OK, we have this page and it's large text.

There's about 30 characters wide. There's about 3 lines of text and the text wraps.

So I only need to scroll down to read it.

I’ll read through that and scroll down as I go along.

[Shawn reads:] “Text customization for readability. Millions of people cannot read normally formatted text, and millions more will not be able to in the coming years as their vision declines due to ageing. Many people with low vision, dyslexia, and related conditions and situations that impact reading cannot read the text in print books, newspapers, manuals, etc. (even with reading glasses).
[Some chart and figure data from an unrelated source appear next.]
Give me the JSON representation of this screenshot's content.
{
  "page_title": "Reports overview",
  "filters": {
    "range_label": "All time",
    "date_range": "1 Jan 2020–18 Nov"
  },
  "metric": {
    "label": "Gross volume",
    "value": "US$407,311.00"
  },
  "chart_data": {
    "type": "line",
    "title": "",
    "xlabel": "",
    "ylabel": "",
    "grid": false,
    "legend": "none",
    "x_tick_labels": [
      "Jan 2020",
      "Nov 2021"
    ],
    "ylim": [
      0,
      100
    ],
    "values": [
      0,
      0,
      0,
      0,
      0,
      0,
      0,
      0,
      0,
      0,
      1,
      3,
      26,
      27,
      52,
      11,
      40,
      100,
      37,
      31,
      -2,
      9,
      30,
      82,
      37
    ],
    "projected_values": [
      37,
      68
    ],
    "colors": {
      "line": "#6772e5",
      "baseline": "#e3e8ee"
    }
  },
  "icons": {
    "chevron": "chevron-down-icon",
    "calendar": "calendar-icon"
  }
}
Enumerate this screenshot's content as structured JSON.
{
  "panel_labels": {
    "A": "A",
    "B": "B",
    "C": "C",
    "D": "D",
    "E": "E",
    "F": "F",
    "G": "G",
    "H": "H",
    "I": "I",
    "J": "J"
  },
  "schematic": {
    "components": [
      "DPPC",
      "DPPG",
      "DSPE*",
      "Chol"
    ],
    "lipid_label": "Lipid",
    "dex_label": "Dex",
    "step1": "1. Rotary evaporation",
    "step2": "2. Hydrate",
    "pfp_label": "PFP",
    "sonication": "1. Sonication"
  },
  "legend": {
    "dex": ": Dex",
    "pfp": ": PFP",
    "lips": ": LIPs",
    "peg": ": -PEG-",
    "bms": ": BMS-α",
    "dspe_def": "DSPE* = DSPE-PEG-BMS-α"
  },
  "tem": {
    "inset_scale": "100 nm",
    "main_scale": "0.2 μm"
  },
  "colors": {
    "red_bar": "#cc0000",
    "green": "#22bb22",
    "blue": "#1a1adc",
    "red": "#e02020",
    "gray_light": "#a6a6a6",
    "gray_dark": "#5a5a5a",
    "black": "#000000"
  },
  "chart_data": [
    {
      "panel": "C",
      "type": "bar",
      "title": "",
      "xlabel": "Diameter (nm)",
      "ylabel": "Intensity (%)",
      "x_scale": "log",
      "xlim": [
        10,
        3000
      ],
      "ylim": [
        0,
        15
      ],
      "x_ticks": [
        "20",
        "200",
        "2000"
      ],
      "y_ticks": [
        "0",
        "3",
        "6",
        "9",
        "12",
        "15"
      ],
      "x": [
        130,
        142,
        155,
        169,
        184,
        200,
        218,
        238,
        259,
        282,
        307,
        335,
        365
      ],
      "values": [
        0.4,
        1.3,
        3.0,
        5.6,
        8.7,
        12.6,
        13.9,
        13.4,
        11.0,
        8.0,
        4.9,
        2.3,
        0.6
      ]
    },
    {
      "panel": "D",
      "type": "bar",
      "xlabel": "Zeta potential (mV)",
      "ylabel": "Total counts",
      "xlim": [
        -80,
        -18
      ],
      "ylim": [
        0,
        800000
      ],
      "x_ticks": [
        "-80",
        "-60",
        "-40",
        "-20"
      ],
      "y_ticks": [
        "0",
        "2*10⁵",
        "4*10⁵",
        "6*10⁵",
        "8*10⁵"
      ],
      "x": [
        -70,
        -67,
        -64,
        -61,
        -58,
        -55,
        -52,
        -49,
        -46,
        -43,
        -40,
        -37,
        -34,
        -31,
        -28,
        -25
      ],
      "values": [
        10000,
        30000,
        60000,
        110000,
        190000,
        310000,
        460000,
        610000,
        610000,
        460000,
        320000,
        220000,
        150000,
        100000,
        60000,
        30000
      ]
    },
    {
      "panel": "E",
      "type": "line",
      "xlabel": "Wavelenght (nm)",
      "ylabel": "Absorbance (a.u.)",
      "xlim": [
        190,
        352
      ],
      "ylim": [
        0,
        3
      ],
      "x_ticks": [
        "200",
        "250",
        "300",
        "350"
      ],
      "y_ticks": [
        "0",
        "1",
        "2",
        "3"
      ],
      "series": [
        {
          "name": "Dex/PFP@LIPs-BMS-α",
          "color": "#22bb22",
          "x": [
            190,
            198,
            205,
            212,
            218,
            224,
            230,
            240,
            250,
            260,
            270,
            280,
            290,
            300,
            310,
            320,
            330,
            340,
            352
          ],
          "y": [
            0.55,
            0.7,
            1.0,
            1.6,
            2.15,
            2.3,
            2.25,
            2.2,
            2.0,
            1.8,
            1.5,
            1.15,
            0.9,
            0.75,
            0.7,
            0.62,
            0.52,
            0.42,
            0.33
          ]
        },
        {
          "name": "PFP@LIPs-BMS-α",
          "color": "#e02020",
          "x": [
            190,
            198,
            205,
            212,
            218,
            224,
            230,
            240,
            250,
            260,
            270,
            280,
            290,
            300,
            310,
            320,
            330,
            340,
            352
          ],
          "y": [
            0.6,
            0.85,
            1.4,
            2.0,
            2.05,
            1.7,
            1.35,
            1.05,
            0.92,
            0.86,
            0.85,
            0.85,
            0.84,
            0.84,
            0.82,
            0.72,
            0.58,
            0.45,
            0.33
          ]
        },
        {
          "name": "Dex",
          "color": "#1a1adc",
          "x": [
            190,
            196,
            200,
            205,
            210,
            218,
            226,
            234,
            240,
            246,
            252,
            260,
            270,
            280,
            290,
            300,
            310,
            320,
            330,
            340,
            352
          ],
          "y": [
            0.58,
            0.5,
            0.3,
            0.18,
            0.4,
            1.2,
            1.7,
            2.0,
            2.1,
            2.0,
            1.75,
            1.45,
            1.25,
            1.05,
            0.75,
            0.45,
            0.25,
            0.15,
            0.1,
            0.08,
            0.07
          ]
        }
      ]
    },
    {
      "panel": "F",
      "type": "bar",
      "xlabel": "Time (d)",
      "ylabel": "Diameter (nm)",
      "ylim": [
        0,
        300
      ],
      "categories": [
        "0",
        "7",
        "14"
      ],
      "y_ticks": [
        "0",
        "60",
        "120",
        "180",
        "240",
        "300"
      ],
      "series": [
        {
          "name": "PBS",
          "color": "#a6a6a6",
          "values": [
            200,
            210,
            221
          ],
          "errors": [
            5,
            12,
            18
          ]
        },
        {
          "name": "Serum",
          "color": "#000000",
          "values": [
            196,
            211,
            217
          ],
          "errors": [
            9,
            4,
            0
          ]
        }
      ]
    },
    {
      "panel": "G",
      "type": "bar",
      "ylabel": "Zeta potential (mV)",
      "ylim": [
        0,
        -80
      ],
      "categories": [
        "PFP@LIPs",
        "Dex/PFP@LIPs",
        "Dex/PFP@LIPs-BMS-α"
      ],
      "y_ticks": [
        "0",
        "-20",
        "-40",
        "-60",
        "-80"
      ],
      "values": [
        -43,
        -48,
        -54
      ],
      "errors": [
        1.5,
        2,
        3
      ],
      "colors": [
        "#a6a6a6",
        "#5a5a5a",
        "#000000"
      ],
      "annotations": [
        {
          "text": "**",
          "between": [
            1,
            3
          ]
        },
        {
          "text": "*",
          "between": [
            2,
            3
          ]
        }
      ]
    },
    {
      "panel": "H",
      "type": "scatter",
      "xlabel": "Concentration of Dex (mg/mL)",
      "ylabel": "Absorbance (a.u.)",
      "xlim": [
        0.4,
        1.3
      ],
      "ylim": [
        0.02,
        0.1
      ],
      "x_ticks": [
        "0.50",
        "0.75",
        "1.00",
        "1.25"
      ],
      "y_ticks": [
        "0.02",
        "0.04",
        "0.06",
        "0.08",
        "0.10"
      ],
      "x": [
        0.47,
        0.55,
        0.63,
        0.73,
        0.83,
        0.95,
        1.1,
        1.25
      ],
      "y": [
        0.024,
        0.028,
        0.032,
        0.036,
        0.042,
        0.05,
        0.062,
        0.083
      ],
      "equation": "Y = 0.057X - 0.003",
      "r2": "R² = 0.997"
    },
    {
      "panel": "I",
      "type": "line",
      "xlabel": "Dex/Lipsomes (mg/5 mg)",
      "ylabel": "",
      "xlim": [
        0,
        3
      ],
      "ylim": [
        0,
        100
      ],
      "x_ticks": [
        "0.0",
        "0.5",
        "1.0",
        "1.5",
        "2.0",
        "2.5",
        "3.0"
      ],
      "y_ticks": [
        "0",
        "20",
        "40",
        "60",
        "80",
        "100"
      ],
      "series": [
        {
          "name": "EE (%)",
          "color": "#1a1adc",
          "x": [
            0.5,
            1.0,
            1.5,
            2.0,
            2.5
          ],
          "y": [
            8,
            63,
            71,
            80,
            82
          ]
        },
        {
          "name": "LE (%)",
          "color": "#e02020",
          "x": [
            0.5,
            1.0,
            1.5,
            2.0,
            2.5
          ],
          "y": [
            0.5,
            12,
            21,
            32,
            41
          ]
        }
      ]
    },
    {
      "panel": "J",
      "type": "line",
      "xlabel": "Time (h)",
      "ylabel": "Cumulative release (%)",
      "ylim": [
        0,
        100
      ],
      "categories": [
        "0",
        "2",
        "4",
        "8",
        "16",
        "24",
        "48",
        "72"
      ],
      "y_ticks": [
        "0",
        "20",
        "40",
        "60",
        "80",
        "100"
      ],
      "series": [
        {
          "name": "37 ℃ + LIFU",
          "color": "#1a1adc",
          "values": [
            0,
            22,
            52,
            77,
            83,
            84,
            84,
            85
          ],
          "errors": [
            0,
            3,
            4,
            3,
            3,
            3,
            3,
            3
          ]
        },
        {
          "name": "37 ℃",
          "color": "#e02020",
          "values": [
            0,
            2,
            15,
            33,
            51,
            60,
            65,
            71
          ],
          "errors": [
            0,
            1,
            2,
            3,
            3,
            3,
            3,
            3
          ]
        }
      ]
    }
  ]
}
However they can read text that is formatted differently, for example, with larger letters, different font, more spacing, etc.”

Alright, that was pretty easy! Now I'm going to look at the same text, but without wrapping.

So now I'm gonna have to scroll both horizontally and vertically to read a line.

Let’s say I’m using a mouse and have some dexterity issues and see how that goes. Ok, so next page. Next page. Now I'm gonna start to read this one.

[Shawn reads:] “Text customization for…”.

I know I've got to find the scroll. Horizontal scrolling.

“for readability.”

OK, I think that's the end of line. So I go there to scroll back to next line.

“Millions of people… cannot read… normally-formatted text… and millions more”

OK, I've got to go to the next line.

Oops, wait! Where am I?

“millions more…”

OK, go back to the beginning of line.

“will not be able to in the… coming years as… their vision declines… due to ageing”

OK, next line.

We scroll down to…

Oh, I went too far!

Oh, where am I?

I can't get it to… go where I want.

Ok, I'm gonna use the…

Ah, here it is!

Now I go and gonna find the horizontal scrollbar.

“Many people with low vision"

Wait, did I already read that?

OK, you got the point. Even in the best of cases, when I'm using the mouse, whatever, it’s harder to process the content when anyone has to scroll two ways whether you have disabilities or not.